7.4 Key Metrics to Monitor¶

Metric	Alert Threshold	Action
`pgx_query_latency_seconds`	p95 > 10s	Check Milvus load, LLM API latency
`pgx_errors_total`	> 10/min	Check API logs
`pgx_collections_connected`	< 15	Milvus collection health issue
`pgx_llm_api_latency_seconds`	p95 > 30s	Anthropic API throttling
`pgx_alerts_generated_total{severity="CONTRAINDICATED"}`	Any	Review clinical alert for accuracy
`pgx_total_vectors`	Drops to 0	Milvus data loss; trigger recovery
`pgx_embedding_latency_seconds`	p95 > 2s	GPU/CPU overload for embedding model
`pgx_phenoconversion_detections_total`	Rising trend	May indicate medication list quality issue

7.5 Prometheus Alerting Rules¶

# monitoring/prometheus_rules.yml
groups:
  - name: pgx_alerts
    rules:
      - alert: PGxHighQueryLatency
        expr: histogram_quantile(0.95, rate(pgx_query_latency_seconds_bucket[5m])) > 10
        for: 5m
        labels:
          severity: warning
        annotations:
          summary: "PGx query latency p95 > 10s"
          description: "Check Milvus connectivity and LLM API responsiveness."

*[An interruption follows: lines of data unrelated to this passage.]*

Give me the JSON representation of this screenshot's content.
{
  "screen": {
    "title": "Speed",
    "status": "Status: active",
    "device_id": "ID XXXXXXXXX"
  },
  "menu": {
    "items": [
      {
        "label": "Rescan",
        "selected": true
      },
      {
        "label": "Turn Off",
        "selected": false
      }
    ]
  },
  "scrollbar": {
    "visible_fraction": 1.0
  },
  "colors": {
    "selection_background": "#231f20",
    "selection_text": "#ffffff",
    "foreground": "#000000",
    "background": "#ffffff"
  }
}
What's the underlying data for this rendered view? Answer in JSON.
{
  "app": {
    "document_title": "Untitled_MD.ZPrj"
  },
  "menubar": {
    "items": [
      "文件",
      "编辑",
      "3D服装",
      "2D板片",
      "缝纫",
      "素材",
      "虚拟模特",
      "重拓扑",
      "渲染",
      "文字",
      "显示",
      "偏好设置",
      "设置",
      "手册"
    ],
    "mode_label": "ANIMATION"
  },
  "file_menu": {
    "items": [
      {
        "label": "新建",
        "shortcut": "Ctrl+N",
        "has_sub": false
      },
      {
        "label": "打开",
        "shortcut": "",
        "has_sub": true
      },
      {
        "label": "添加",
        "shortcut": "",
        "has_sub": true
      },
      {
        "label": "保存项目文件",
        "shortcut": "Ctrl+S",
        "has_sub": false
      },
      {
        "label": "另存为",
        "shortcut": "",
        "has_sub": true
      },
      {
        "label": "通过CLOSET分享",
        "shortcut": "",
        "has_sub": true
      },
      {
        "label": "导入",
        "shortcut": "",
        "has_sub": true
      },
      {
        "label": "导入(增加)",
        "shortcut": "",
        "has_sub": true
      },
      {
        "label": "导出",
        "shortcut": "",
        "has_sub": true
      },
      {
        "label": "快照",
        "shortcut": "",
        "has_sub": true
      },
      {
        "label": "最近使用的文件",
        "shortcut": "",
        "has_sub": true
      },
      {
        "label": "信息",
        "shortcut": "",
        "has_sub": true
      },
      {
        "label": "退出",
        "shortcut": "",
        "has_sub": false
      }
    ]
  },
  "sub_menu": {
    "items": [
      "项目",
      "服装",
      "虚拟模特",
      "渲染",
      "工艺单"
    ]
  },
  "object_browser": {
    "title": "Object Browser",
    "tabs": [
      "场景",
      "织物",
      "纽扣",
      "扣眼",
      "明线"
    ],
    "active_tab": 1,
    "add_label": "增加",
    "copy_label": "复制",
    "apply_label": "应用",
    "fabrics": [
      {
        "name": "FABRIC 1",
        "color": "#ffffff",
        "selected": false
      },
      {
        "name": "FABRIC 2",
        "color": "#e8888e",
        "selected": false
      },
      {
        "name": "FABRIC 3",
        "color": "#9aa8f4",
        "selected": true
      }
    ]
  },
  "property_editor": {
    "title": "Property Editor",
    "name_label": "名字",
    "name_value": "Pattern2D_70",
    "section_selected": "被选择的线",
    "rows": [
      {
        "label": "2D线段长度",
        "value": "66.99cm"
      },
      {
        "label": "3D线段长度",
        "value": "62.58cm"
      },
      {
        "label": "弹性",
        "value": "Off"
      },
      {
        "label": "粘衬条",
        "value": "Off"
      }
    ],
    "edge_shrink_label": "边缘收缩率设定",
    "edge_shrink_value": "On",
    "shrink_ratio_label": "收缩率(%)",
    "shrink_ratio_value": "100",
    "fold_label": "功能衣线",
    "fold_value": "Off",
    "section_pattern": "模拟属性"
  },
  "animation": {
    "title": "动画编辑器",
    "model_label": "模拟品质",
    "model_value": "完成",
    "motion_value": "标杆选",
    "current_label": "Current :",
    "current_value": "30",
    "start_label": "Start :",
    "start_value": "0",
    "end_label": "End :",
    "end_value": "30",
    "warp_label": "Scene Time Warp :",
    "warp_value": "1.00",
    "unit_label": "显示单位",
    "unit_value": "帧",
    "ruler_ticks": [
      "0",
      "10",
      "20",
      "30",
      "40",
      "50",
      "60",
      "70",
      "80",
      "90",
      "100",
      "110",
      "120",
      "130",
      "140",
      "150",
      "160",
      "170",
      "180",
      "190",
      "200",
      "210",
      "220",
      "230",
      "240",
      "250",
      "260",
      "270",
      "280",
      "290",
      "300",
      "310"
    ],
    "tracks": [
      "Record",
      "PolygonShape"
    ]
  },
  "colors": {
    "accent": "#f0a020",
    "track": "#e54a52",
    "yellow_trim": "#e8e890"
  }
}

      - alert: PGxHighErrorRate
        expr: rate(pgx_errors_total[5m]) > 0.1
        for: 2m
        labels:
          severity: critical
        annotations:
          summary: "PGx error rate > 6/minute"
          description: "Check API logs for error details."

      - alert: PGxCollectionsDisconnected
        expr: pgx_collections_connected < 15
        for: 1m
        labels:
          severity: critical
        annotations:
          summary: "PGx collections disconnected ({{ $value }}/15)"
          description: "Milvus may be down or collections may need to be reloaded."

      - alert: PGxMilvusDown
        expr: pgx_total_vectors == 0
        for: 30s
        labels:
          severity: critical
        annotations:
          summary: "PGx Milvus reports 0 vectors"
          description: "Milvus data may be lost. Check volumes and trigger recovery."

      - alert: PGxLLMLatencyHigh
        expr: histogram_quantile(0.95, rate(pgx_llm_api_latency_seconds_bucket[5m])) > 30
        for: 5m
        labels:
          severity: warning
        annotations:
          summary: "Anthropic API latency p95 > 30s"
          description: "API may be rate-limited. Check usage dashboard."

      - alert: PGxContraindicatedAlert
        expr: increase(pgx_alerts_generated_total{severity="CONTRAINDICATED"}[1h]) > 0
        labels:
          severity: info
        annotations:
          summary: "Contraindicated drug-gene interaction detected"
          description: "Review the clinical alert for accuracy and follow up."

7.6 Grafana Dashboard¶

Import a Grafana dashboard with the following panels:

Row 1: Overview - Query volume (queries/min, counter) - Active collections (gauge, target 15) - Total vectors (gauge) - Error rate (queries vs errors)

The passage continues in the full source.